Jungfrau 6.0

September 2010

Zum 6ten Mal die Jungfrau

Moin,
Jungfrau 6.0 – zum scheitern verurteilt.
Mensch, Mensch. Jungfrau 6.0. Wie die Zeit doch rast. War es nicht erst eben, dass ich mit zitternden Knien in der Läuferscharr stand und mich zum ersten Mal an dieses Abenteuer gewagt habe. Im Alter schrumpft das Zeitgefühl. Sagt man. Und mittlerweile bin ich geneigt das zu glauben. Um noch einmal ein bisschen dieses Gefühl der Ersttat spüren zu können, war für 6.0 geplant mit einer Novizin zusammen zu starten. Aber mal schön der Reihe nach:
Ich musste ja erstmal Interlaken erreichen. Und meine treuen Leser wissen, dass bekommt der wowbagger nicht immer fehlerfrei hin. So gab es in der Vergangenheit kurzeitige Wechsel der Verkehrmittel (4.0) ebenso wie Übernachtungen auf zugigen Bahnhöfen (5.0). Um ganz sicher zu gehen, habe ich diesmal eine andere Reisroute und ein anderes Flugunternehmen gewählt. Die Route war diejenige welche mit auch schon nach Biel gebracht hatte. Nämlich über Zürich. Die Airline hatte nicht nur einen Flieger pro Tag, so dass ausweichen möglich wäre. War aber gar nicht notwendig. Alles lief glatt. Ich kam pünktlich in Zürich an. Es fuhr noch ein Zug nach Interlaken. In der Villa hatte man ein Zimmer für mich, den ich hatte sogar für den richtigen Tag gebucht Wow. Das ging eigentlich fast zu glatt. Aber schön war es dennoch.

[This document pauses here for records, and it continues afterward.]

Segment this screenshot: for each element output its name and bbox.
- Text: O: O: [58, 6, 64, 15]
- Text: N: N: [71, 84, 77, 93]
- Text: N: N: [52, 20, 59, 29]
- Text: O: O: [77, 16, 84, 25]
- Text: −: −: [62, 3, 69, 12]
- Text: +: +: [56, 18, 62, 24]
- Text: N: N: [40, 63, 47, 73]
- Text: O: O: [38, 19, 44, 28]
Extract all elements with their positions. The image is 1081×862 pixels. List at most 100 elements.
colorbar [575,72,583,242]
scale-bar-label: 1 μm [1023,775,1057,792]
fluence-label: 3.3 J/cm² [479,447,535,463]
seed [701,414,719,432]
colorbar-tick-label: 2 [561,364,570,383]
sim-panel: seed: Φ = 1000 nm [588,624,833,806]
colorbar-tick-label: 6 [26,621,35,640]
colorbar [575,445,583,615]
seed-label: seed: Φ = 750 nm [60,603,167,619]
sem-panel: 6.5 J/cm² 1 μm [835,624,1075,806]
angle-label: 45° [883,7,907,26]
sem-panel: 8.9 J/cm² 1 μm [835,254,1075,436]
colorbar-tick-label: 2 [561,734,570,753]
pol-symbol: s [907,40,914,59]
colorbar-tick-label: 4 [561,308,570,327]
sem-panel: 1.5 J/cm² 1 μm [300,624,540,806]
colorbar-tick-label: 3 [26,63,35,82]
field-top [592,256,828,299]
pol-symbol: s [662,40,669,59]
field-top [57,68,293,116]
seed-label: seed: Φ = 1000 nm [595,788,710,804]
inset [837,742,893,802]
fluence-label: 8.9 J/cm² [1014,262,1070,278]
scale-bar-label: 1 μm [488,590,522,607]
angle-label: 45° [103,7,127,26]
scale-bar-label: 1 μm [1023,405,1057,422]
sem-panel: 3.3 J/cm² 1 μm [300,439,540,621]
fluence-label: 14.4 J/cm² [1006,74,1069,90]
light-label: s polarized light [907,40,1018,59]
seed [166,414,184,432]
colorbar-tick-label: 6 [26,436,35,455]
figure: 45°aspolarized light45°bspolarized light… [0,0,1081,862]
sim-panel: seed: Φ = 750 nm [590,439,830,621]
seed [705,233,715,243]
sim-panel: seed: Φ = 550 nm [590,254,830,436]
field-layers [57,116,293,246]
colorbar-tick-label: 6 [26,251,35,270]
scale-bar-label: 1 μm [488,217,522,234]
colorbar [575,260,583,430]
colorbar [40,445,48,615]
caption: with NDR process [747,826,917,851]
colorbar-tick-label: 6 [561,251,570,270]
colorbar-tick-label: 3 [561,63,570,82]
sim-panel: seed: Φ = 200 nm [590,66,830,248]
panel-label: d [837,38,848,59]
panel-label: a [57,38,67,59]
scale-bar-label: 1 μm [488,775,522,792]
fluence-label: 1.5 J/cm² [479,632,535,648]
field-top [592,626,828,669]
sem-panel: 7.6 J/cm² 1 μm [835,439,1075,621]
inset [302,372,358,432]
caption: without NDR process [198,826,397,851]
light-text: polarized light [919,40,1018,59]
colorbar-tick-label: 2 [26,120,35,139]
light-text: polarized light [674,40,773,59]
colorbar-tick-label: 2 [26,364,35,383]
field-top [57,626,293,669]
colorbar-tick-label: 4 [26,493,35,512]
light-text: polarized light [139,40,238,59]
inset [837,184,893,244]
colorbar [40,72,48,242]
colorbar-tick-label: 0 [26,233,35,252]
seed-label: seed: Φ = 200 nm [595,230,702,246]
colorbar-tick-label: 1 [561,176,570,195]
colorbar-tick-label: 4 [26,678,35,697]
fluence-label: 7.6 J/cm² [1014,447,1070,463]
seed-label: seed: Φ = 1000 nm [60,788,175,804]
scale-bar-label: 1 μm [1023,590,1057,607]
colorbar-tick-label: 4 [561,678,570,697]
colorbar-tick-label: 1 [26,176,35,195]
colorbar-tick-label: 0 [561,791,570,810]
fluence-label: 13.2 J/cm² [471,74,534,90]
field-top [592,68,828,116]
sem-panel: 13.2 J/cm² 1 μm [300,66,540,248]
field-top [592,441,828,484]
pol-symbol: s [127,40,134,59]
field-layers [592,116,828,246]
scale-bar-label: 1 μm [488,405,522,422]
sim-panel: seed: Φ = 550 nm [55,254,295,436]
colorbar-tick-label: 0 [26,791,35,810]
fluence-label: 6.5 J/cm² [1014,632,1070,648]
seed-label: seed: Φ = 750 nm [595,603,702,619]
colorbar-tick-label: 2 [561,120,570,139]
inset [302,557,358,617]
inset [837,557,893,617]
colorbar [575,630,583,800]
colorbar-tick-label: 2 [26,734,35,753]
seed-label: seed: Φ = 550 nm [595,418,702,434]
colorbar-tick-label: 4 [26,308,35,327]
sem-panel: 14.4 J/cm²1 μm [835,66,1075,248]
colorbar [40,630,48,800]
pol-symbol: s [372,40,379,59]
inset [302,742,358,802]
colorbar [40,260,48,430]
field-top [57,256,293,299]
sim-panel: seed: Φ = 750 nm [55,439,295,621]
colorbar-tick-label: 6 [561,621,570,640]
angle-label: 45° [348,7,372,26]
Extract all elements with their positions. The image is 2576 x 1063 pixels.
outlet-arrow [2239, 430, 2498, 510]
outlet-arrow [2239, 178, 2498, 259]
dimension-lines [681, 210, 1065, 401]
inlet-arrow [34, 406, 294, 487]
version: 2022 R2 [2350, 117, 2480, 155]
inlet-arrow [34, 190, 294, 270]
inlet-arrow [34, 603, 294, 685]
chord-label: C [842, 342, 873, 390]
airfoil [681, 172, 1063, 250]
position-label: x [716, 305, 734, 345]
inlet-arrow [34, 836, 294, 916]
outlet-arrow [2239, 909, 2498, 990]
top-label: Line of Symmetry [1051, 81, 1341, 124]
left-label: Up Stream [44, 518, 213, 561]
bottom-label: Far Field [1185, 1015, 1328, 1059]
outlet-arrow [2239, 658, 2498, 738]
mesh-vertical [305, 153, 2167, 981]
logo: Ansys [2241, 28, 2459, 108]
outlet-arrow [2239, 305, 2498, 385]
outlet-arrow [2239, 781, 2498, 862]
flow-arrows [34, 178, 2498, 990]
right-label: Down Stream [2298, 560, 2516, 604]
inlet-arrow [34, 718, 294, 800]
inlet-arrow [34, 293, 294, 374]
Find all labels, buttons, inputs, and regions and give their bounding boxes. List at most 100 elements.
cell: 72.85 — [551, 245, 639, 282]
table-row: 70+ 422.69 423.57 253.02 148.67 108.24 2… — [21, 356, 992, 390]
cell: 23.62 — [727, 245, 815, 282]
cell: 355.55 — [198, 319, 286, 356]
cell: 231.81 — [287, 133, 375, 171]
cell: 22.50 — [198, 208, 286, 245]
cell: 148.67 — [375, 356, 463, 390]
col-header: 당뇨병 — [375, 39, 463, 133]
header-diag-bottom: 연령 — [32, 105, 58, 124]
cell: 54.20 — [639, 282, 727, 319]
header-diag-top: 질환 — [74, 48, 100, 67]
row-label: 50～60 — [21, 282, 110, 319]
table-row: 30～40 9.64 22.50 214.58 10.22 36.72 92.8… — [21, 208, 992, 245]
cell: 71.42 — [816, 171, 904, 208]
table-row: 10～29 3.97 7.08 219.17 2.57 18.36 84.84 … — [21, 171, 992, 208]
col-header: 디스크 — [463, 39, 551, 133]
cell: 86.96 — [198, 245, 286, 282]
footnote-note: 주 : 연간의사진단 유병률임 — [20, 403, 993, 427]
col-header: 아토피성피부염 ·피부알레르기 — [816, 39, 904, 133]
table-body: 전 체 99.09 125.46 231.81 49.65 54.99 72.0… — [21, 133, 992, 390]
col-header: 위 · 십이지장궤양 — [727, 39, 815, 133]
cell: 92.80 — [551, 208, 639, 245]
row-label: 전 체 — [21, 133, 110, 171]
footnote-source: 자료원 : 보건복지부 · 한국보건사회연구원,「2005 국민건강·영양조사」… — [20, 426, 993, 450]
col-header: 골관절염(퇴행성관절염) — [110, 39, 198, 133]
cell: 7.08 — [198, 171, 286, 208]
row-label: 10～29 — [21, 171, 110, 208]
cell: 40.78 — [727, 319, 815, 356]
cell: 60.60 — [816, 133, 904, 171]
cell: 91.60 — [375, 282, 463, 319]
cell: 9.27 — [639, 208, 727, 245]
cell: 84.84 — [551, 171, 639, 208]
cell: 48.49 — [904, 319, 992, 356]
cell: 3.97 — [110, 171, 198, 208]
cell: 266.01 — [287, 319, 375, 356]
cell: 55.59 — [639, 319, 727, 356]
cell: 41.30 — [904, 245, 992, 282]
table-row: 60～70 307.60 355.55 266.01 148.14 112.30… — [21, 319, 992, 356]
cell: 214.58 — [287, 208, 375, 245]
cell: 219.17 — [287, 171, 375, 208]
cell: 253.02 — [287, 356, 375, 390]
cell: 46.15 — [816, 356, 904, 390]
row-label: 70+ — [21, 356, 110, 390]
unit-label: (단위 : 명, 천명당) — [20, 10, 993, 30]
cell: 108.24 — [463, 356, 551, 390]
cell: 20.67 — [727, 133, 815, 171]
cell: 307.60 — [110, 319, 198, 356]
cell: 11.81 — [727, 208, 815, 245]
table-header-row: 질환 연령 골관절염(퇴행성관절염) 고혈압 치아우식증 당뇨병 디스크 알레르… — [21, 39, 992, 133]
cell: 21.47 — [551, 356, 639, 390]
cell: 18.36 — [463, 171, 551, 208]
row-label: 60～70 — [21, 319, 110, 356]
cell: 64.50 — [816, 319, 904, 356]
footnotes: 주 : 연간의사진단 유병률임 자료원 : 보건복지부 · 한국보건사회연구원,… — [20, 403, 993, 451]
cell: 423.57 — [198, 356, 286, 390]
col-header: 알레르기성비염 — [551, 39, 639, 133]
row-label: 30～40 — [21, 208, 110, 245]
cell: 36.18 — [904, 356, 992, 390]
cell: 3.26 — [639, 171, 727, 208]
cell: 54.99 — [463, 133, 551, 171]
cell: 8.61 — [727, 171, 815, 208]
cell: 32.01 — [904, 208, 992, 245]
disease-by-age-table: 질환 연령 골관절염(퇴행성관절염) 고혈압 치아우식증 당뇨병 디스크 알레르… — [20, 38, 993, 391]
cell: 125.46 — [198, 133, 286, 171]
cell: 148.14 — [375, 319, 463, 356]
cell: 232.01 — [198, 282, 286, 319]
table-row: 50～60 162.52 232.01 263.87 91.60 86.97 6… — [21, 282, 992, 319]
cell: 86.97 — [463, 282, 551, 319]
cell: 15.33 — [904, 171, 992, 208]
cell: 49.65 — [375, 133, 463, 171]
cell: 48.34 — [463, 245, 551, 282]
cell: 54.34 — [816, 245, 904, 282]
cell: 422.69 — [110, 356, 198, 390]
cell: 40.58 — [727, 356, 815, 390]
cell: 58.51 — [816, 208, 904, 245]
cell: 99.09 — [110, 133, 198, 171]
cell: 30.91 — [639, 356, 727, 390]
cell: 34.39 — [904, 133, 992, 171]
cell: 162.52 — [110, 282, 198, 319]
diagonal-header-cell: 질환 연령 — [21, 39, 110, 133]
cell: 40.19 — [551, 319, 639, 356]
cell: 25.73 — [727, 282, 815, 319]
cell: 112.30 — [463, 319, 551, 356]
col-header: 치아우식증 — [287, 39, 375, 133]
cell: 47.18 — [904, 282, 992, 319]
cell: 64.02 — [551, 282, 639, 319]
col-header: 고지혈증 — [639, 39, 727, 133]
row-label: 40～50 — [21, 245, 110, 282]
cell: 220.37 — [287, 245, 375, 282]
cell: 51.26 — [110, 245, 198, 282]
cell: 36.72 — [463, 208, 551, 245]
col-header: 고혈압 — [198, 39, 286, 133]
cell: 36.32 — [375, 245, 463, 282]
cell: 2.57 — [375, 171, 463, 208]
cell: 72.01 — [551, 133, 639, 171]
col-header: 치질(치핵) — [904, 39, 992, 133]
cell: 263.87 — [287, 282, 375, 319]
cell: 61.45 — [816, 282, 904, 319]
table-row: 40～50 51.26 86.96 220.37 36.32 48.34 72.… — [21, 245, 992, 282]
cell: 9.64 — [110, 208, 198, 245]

In der Villa teilte ich ein Zimmer mit anderen. Nur einer lief auch die Jungfrau. Die anderen hatten viel zu erzählen und so war die Nacht sehr kurz.
Am Morgen dann traf ich mich bei super Wetter mit dem Schweizertrinchen. Wir wollten ja im Duett starten. Ziel war es die Strecke vollständig gemeinsam Pronationsgestützt abzuhoppeln. Bisher hatte ich ja meine flotten Laufpartner (wenn denn dann welche dabei waren) immer nach den flachen 10km im Tal ziehen lassen. Wir würden sehen wie sich das entwickelt.
Wir stellten uns in die unmittelbare Nähe des Startbanners. Wir erinnern uns, Besenwagenzeiten sind brutto Zeiten. Also kann für den schwachen Läufer nur ein Brutto gleich Netto gelten, denn der schwache Läufer hat von Haus aus kein Polster. Zeitpolster um präzise zu sein. Denn mein Biopren Polster war hinreichend vorhanden und der Gedanken diesen voluminösen mittleren Ring jetzt auf die kleine Scheidegg wuchten zu müssen erheiterte mich nicht im Geringsten. Aber was soll ich hier rummoppern, war ja ein selbst gewähltes Nutella Schicksal. Ich musste da jetzt durch.
Jetzt hieß es die platte Runde durch Interlaken sub 60min zu durch eilen. Das würde Erfahrungsgemäß, wenn kein Einbruch erfolgt, beim Halbmarathon in einen 15min Puffer auf die Reinigungskräfte münden. Da das Wetter mitspielte, ich dann doch noch ein bisschen trainiert hatte und dachte den Dodentocht nicht mehr in den Knochen zu haben, liefen das Trinchen und ich sehr flott los. Ich kam mir allerdings sehr bald vor wie ein Bremswagen der Deutschen Bundesbahn. Ich denke ohne den Treibanker wäre das Trinchen hier ganz anders an dem Publikum vorbeigezogen. Aber so ist das, wenn man mit M50 Kerls auf so ein Rennen geht, es geht langsam. Und ich war schon mit reichlich Keuchfaktor unterwegs. Kein gutes Zeichen, wirklich nicht.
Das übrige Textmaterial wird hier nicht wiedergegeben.